Do you ever hear your name and just think…ugh.

I don’t mean when people you know say your name or your family call you. I’m talking about when you hear your name on TV or maybe your favorite celebrity says your name.

Does that make sense? Am I making sense? Probably not….

I mean, personally, I kind of don’t like the sound of my name. Full or nickname. I kind of like going through life with people not saying my name. When someone calls me by my name I kind of get a little slap back to reality like “oh, yeah, that is my name”. It almost kind of resets that moment in time.

It’s not that I don’t like my name….I do….I just don’t like the sound of it. I’ll be watching videos on YouTube or binging something on Netflix/Hulu when all of the sudden someone says my name. My immediate reaction is: “Huh, that’s what it would sound like if that person was talking to me.” My second reaction is: “Ugh, those sounds are weird together.”

………….

It’s kind of how I can’t relate to characters with my name. I immediately get uncomfortable watching cause I keep cringing when other characters say the name.

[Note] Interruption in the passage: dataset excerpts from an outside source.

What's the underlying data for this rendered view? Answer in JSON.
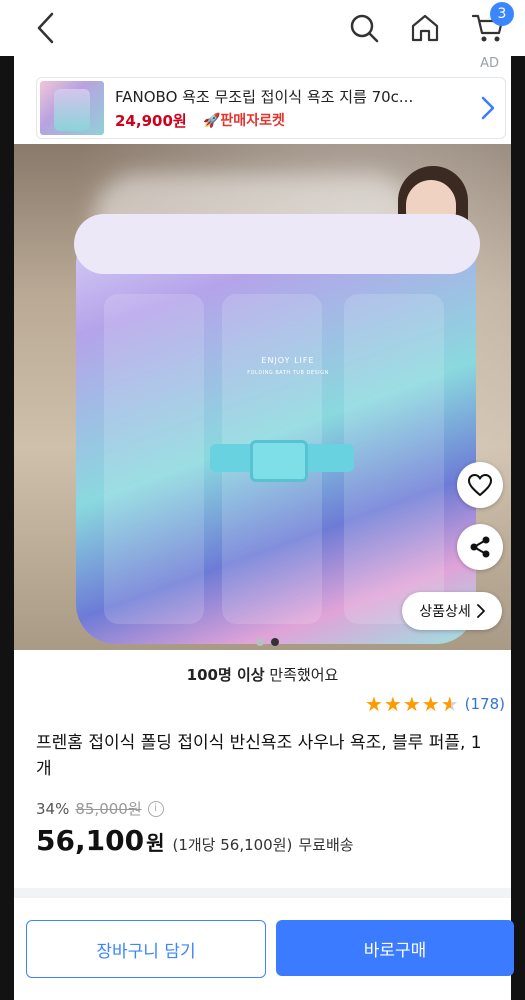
{
  "header": {
    "cart_count": "3",
    "ad_label": "AD",
    "icons": [
      "back-icon",
      "search-icon",
      "home-icon",
      "cart-icon"
    ]
  },
  "ad_banner": {
    "title": "FANOBO 욕조 무조립 접이식 욕조 지름 70c...",
    "price": "24,900원",
    "delivery": "🚀판매자로켓"
  },
  "hero": {
    "enjoy_text": "ENJOY LIFE",
    "enjoy_sub": "FOLDING BATH TUB DESIGN",
    "detail_button": "상품상세",
    "slide_count": 2,
    "active_slide": 2
  },
  "product": {
    "satisfied_count": "100명 이상",
    "satisfied_text": " 만족했어요",
    "rating": 4.5,
    "review_count": "(178)",
    "title": "프렌홈 접이식 폴딩 접이식 반신욕조 사우나 욕조, 블루 퍼플, 1개",
    "discount_rate": "34%",
    "original_price": "85,000원",
    "price": "56,100",
    "price_unit": "원",
    "unit_price": "(1개당 56,100원)",
    "shipping": "무료배송"
  },
  "actions": {
    "add_to_cart": "장바구니 담기",
    "buy_now": "바로구매"
  },
  "colors": {
    "accent": "#3a7bff",
    "star": "#ff9b00",
    "sale_red": "#d0021b"
  }
}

Course, maybe it’s also because my name is so close sounding to other names. There’s constant confusion in the real world. At my work, there’s a guy with a French name (but he’s from Canada) and when people say it fast it sounds like my name.

I also don’t like my coworkers calling me by my full first name. It sounds so………grown up…I mean, I’m grown up, but it sounds too grown up.

LET ME STAY YOUNG DAMMIT!!!

…………………

Anybut, maybe I’m just a weirdo who doesn’t like the sound of my name. But I also like my name. Oh well.